To achieve this, the researchers say they pioneered a deceptively simple fabrication technique, which requires only three basic steps and can be scaled up to produce ultrathin loudspeakers large enough to cover the inside of an automobile or to wallpaper a room. Used this way, the thin-film loudspeaker could provide active noise cancellation in clamorous environments, such as an airplane cockpit, by generating sound of the same amplitude but opposite phase.

The flexible device could also be used for immersive entertainment, perhaps by providing three-dimensional audio in a theater or theme park ride. And because it is lightweight and requires such a small amount of power to operate, the device is well-suited for applications on smart devices where battery life is limited.

“It feels remarkable to take what looks like a slender sheet of paper, attach two clips to it, plug it into the headphone port of your computer, and start hearing sounds emanating from it,” says Vladimir Bulovic, the Fariborz Maseeh Chair in Emerging Technology, leader of the Organic and Nanostructured Electronics Laboratory (ONE Lab), director of MIT.nano, and senior author of a paper on the research. “It can be used anywhere. One just needs a smidgeon of electrical power to run it.”

While a typical loudspeaker found in headphones or an audio system uses electric current inputs that pass through a coil of wire that generates a magnetic field, which moves a speaker membrane, the new loudspeaker simplifies the speaker design by using a thin film of a shaped piezoelectric material that moves when voltage is applied over it, which moves the air above it and generates sound. Most thin-film loudspeakers are designed to be freestanding because the film must bend freely to produce sound, so mounting these loudspeakers onto a surface would impede the vibration and hamper their ability to generate sound.
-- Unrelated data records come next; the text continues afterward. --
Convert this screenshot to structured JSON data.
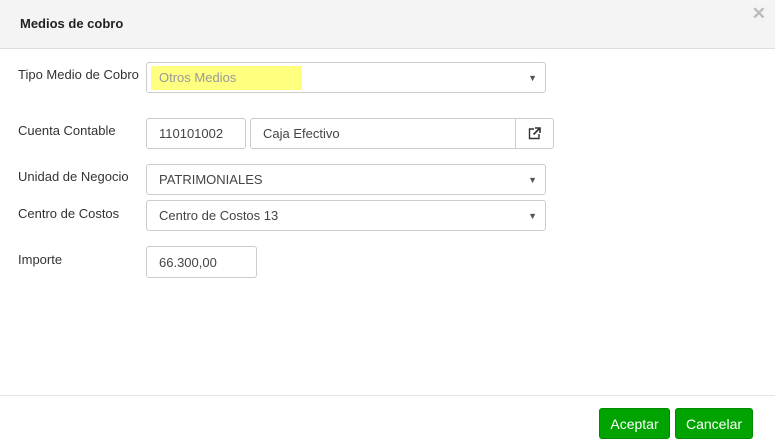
{
  "dialog": {
    "title": "Medios de cobro",
    "close_icon": "close-icon"
  },
  "form": {
    "tipo": {
      "label": "Tipo Medio de Cobro",
      "value": "Otros Medios",
      "highlight": "#ffff80"
    },
    "cuenta": {
      "label": "Cuenta Contable",
      "code": "110101002",
      "name": "Caja Efectivo",
      "icon": "external-link-icon"
    },
    "unidad": {
      "label": "Unidad de Negocio",
      "value": "PATRIMONIALES"
    },
    "centro": {
      "label": "Centro de Costos",
      "value": "Centro de Costos 13"
    },
    "importe": {
      "label": "Importe",
      "value": "66.300,00"
    }
  },
  "footer": {
    "accept_label": "Aceptar",
    "cancel_label": "Cancelar",
    "button_color": "#00a300"
  }
}
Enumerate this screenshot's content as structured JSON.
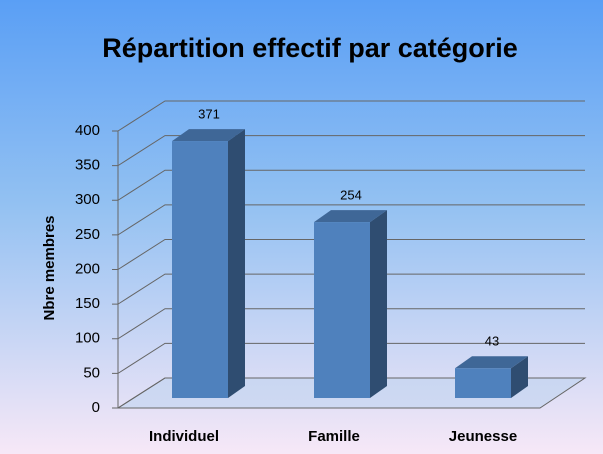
{
  "chart_data": {
    "type": "bar3d",
    "title": "Répartition effectif par catégorie",
    "y_label": "Nbre membres",
    "categories": [
      "Individuel",
      "Famille",
      "Jeunesse"
    ],
    "values": [
      371,
      254,
      43
    ],
    "color": "#4f81bd",
    "ylim": [
      0,
      400
    ],
    "yticks": [
      0,
      50,
      100,
      150,
      200,
      250,
      300,
      350,
      400
    ],
    "grid": true
  }
}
To overcome this problem, the researchers say they rethought the design of a thin-film loudspeaker: Rather than having the entire material vibrate, their design relies on tiny domes on a thin layer of piezoelectric material, which each vibrate individually. These domes, each only a few hair-widths across, are surrounded by spacer layers on the top and bottom of the film that protect them from the mounting surface while still enabling them to vibrate freely. The same spacer layers protect the domes from abrasion and impact during day-to-day handling, enhancing the loudspeaker’s durability.